Polychromy, the use of intrinsically colorful building materials, is fundamental to High Victorian Gothic. Dixon used serpentine, a green stone from Brinton's Quarry near West Chester, Pennsylvania, a few years in advance of its great, though fleeting, regional popularity. Reddish Connecticut brownstone forms the lowest courses, and the trim is buff New Brunswick, New Jersey, sandstone. The serpentine and brownstone have deteriorated badly, owing in part to twentieth-century sandblasting. Grace Church bears comparison with Dixon and Charles L. Carson's serpentine Mount Vernon Place Methodist Episcopal Church, Baltimore (1872), similar in plan though with a different arrangement of towers. Both churches would have been at home in Great Britain in the 1860s, showing close affinities to the work of architect George Gilbert Scott and his contemporaries, which in turn was inspired by architect A. W. N. Pugin. The detailing of Grace Church's stone walls and its intricate, historically accurate Gothic Revival window shapes are fascinating to study, with so much variety and deliberate contrast.

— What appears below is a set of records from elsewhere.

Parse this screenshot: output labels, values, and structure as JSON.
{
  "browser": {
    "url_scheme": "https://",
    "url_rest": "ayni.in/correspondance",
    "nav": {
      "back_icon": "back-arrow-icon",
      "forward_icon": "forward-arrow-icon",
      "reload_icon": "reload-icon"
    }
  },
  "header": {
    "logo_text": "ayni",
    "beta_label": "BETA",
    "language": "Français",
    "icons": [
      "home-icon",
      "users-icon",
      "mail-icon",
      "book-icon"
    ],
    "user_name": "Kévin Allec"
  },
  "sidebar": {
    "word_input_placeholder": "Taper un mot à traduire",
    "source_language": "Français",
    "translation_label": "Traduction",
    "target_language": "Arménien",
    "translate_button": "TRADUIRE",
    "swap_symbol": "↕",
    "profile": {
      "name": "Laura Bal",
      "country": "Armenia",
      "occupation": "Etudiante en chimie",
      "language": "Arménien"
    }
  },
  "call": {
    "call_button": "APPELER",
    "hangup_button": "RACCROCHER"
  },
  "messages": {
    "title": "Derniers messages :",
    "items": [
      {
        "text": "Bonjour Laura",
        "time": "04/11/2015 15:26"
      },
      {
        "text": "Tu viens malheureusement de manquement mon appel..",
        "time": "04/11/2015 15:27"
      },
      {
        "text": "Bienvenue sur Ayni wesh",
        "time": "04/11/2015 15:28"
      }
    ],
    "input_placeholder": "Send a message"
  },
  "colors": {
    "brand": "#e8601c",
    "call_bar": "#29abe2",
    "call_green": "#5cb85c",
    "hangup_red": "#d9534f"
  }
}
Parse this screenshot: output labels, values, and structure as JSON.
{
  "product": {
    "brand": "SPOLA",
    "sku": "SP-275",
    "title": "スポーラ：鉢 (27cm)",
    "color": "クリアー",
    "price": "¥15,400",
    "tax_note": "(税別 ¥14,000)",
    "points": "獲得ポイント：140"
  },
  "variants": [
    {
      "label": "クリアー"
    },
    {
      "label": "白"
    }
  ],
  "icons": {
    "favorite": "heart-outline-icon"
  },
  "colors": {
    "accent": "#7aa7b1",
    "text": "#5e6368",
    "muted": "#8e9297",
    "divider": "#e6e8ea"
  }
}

Some original stained glass windows survive, splendid examples of tracery and fiery with ruby-reds and purples. The big window over the gallery in the sanctuary was recently restored; equally valuable, though rarely visited, are the somewhat similar windows in the now-empty Upper Room and the round windows in the disused tower. The lancets along the side walls of the sanctuary were replaced in 1913–1914 with muted, opalescent-glass copies of famous religious paintings (William Reith Studios, Philadelphia). An apsidal stained glass window is extraordinary, lit from behind, originally with sixty lightbulbs, now by fluorescent tubes. Given by Melville Gambrill and his wife, it stands nearly thirty feet high, weighs more than two tons, and contains 18,000 pieces of glass, with its subject being “Come Unto Me” (1924, H. B. Hankinson and Charles Mente). The church received an addition in 1942, and the original polychrome slate roofs were replaced with unaesthetic gray metal in 1949. In 1995, the sanctuary floor plan was altered to allow better visibility for arts performances, the urban congregation now emphasizing such activities to boost community involvement. A major addition (2001, Anderson Brown Higley Associates) unfortunately included removal of a set of triple lancet windows in the Upper Room, so distinctive of English Gothic; worse, it involved destruction of the serpentine stone parsonage adjacent to the church, Bassett Hall (c. 1890, Baker and Dallett).